Originally, the idea of Air composing music for re-release of the silent film Le Voyage Dans La Lune seemed like an inspired artistic decision. Air has grown artistically lethargic as of late — namely on their past two full-lengths and 5:55, the album they wrote with Charlotte Gainsbourg – and this suggested Air was working to breathe new life into the band. After all, they already have one successful soundtrack under their belts for The Virgin Suicides, so it could potentially be a good fit them. The subject matter seemed to suit them well. The title, which translates to “A Trip to the Moon,” even suggested a return to their greatest achievement to date, Moon Safari.
If all of this raised expectations a bit, Nicolas Godin effectively tempered them by freely admitting in a recent Pitchfork interview, “after 40, you make shit records” because “when you grow old, music is less important in your life.” The statement itself isn’t exactly a shocking revelation, even if it isn’t necessarily true for quite a few relevant aging artists out there. I’m sure this explanation can account for a lot of “shit records” by once great artists. It was the idea that the band felt a struggle in themselves to manufacture something worthwhile at this stage in their lives that didn’t seem to suggest the kind of inspiration that produces classics.

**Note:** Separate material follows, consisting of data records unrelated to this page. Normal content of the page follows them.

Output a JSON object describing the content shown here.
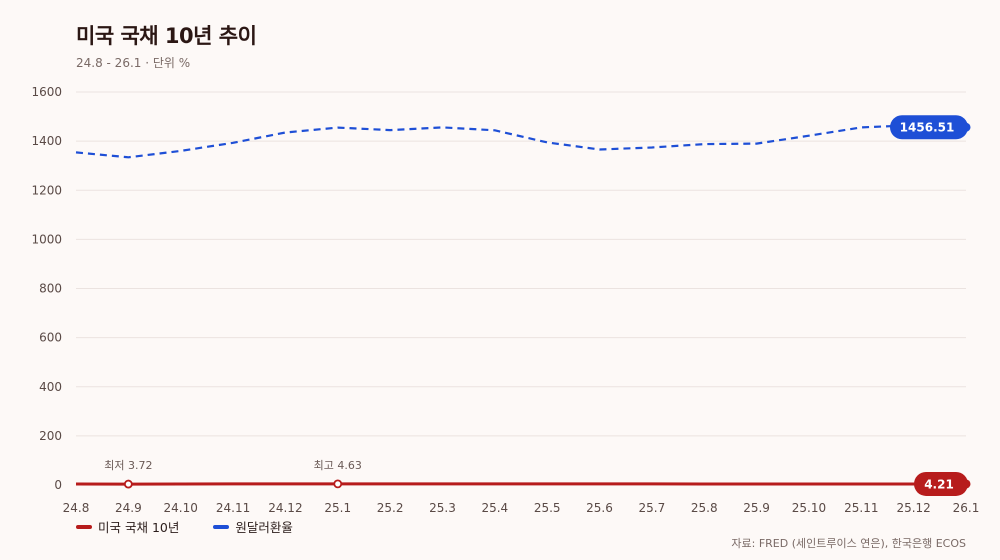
{
  "header": {
    "title": "미국 국채 10년 추이",
    "subtitle": "24.8 - 26.1 · 단위 %"
  },
  "source": "자료: FRED (세인트루이스 연은), 한국은행 ECOS",
  "colors": {
    "treasury": "#b71c1c",
    "fx": "#1e4fd6",
    "grid": "#ebe3e0",
    "background": "#fdf9f7"
  },
  "chart_data": {
    "type": "line",
    "title": "미국 국채 10년 추이",
    "subtitle": "24.8 - 26.1 · 단위 %",
    "xlabel": "",
    "ylabel": "",
    "ylim": [
      0,
      1600
    ],
    "yticks": [
      "0",
      "200",
      "400",
      "600",
      "800",
      "1000",
      "1200",
      "1400",
      "1600"
    ],
    "categories": [
      "24.8",
      "24.9",
      "24.10",
      "24.11",
      "24.12",
      "25.1",
      "25.2",
      "25.3",
      "25.4",
      "25.5",
      "25.6",
      "25.7",
      "25.8",
      "25.9",
      "25.10",
      "25.11",
      "25.12",
      "26.1"
    ],
    "grid": true,
    "legend_position": "bottom-left",
    "series": [
      {
        "name": "미국 국채 10년",
        "style": "solid",
        "color": "#b71c1c",
        "values": [
          3.9,
          3.72,
          4.1,
          4.36,
          4.39,
          4.63,
          4.45,
          4.28,
          4.28,
          4.42,
          4.38,
          4.39,
          4.26,
          4.12,
          4.06,
          4.09,
          4.14,
          4.21
        ]
      },
      {
        "name": "원달러환율",
        "style": "dashed",
        "color": "#1e4fd6",
        "values": [
          1354,
          1334,
          1360,
          1393,
          1435,
          1455,
          1445,
          1456,
          1444,
          1395,
          1366,
          1374,
          1388,
          1390,
          1422,
          1456,
          1465,
          1456.51
        ]
      }
    ],
    "annotations": [
      {
        "series": 0,
        "index": 1,
        "label": "최저 3.72"
      },
      {
        "series": 0,
        "index": 5,
        "label": "최고 4.63"
      }
    ],
    "end_labels": [
      "4.21",
      "1456.51"
    ]
  }
}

Admittedly, Air does sound re-energized on most of the album. These are some of the most animated songs the band has produced in quite some time. But unfortunately, energy in this case does not always translate to great songs. Even if there’s nothing inherently displeasing about “Astronomic Club” or “Cosmic Trip,” no matter how many times I listen to them I can’t shake the feeling that there’s also nothing all that memorable to grab onto. And then there are tracks like “Parade,” which is largely composed of pretty invigorating stuff, but also contains a strange synth-funk breakdown that feels just a little too cartoonish for its own good.
Even after taking into consideration the many pitfalls that Air fall prey to on Lune, it’s still not a fair assessment to say that the album itself is a failure. It can at times be bland and ill advised, but just as often it can be fun, pretty, exhilarating and well thought out. “Seven Stars” featuring Victoria Legrand of Beach House is unsurprisingly gorgeous. “Moon Fever” also proves that the duo can still take the listener to heavenly places through the use of spacey synths. So while it falls far short of the band’s most fruitful period, which ended with Talkie Walkie, it’s easily the band’s best work since that record.
If Air cast this album as a rebirth of sorts, it doesn’t necessarily mean they have set out on exploring new territory. “Sonic Armada” feels like something that would have fit nicely on The Virgin Suicides. It’s a brisk workout sure, but in a style that would have been right at home on that record, complete with the siren-like sounds off of “Clouds Up.” Most of the record finds Air taking up territory they’re quite comfortable with. But it’s also territory that they have proven to be quite good at it, which is why even if they don’t always reach the stars, they come close enough to make Lune a far more enjoyable experience than one might expect from them at this point.